There is always a chance, however, that e-mail messages with viruses may come through undetected, he said.

All of the computers on campus have firewalls to enforce security policies, block unwanted sources and watch all incoming and outgoing network traffic, Fitzgerald said.

Fitzgerald said funding provided last year for university-wide computer virus protection was used to outfit computers both on and off campus with the software.

Today, the purchase of the program by the university includes 30,000 licenses for students, 4,000 for faculty and staff in their homes, and 9,000 for on-campus computers.

To make sure all machines on campus are ready for protected use, computers must have anti-virus software installed and be up-to-date with all critical operating system “patches,” which fix any holes in the software, Fitzgerald said.

“Make sure that you have (a) personal firewall,” he said, adding that it should be turned on.

He also suggested encrypting all personal or confidential information.

October was declared National Cyber Security Month by the National Cyber Security Alliance and the Department of Homeland Security to educate the public about safe online activity.

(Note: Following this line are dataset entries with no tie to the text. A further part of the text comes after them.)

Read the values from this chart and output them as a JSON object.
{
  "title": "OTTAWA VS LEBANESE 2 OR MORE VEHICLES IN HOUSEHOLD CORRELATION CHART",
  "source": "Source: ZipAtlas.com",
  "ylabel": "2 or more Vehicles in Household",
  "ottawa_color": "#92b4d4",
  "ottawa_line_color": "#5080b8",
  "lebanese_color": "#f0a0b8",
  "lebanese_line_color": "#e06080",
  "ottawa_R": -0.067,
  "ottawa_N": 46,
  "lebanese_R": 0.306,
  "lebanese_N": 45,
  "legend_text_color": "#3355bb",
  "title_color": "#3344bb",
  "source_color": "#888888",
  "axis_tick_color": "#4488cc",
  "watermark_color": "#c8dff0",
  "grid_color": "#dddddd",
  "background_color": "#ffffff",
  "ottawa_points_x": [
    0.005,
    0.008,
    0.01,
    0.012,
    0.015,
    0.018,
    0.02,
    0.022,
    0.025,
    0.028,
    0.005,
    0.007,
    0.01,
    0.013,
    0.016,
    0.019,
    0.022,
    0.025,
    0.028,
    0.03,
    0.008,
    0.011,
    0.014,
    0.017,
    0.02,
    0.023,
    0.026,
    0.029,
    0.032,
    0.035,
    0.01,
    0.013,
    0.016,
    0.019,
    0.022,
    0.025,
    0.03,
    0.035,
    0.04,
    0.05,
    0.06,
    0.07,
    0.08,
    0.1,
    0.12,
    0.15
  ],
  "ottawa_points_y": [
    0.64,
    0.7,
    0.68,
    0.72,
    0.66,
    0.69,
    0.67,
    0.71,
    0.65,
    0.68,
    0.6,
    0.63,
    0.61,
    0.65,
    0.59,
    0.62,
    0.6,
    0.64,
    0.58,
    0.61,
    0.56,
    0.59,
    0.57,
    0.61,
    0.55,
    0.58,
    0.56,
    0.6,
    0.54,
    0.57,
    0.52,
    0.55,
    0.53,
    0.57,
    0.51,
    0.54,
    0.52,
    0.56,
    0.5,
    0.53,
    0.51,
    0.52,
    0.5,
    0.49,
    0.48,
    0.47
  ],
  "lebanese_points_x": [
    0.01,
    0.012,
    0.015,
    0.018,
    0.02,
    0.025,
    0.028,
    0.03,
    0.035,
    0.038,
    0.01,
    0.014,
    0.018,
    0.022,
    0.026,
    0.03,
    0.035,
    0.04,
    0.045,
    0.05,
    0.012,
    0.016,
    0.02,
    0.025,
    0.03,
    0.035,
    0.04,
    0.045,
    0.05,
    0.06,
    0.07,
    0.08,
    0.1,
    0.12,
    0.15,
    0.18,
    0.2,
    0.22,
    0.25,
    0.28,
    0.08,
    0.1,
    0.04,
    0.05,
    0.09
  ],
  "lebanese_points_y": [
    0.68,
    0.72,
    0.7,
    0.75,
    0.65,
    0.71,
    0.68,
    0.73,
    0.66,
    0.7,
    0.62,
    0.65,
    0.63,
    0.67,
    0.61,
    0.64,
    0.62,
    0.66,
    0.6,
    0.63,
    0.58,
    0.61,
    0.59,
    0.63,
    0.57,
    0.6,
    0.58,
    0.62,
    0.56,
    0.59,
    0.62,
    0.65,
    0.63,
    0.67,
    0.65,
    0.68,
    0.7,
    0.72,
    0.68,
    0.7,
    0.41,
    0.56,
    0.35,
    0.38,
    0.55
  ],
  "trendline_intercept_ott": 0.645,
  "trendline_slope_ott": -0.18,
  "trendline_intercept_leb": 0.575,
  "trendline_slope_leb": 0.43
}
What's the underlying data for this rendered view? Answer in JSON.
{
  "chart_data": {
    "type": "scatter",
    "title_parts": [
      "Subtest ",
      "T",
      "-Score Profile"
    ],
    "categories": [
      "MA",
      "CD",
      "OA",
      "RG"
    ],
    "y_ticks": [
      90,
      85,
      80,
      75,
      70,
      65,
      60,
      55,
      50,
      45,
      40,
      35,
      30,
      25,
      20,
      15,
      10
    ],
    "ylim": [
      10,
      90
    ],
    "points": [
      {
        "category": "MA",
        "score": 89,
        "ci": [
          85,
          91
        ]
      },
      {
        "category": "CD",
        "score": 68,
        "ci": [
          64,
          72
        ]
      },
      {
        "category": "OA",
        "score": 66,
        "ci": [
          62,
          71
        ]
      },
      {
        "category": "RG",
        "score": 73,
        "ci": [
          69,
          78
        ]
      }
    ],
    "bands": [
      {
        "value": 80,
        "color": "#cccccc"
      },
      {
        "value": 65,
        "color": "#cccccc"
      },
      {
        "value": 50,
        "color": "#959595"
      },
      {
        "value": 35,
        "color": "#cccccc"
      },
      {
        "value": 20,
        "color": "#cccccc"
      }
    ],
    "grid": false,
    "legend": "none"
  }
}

“This is a good time (for people) to talk about how to protect themselves because this is Cyber Security Month,” Arboleda said.

He recommends the website www.staysafeonline.org to students, faculty and staff who want to learn more about protecting themselves and computers while using the Internet.

The Cyber Security Month’s website highlights eight steps a person can go through to protect his or her various online user identifications, driver’s license, credit card numbers, Social Security number and other things while on the web.

ITR also plans to install a program called Active Directory, which helps manage a computer’s desktop, on machines across campus. The program is already in place on 2,200 computers, according to Arboleda.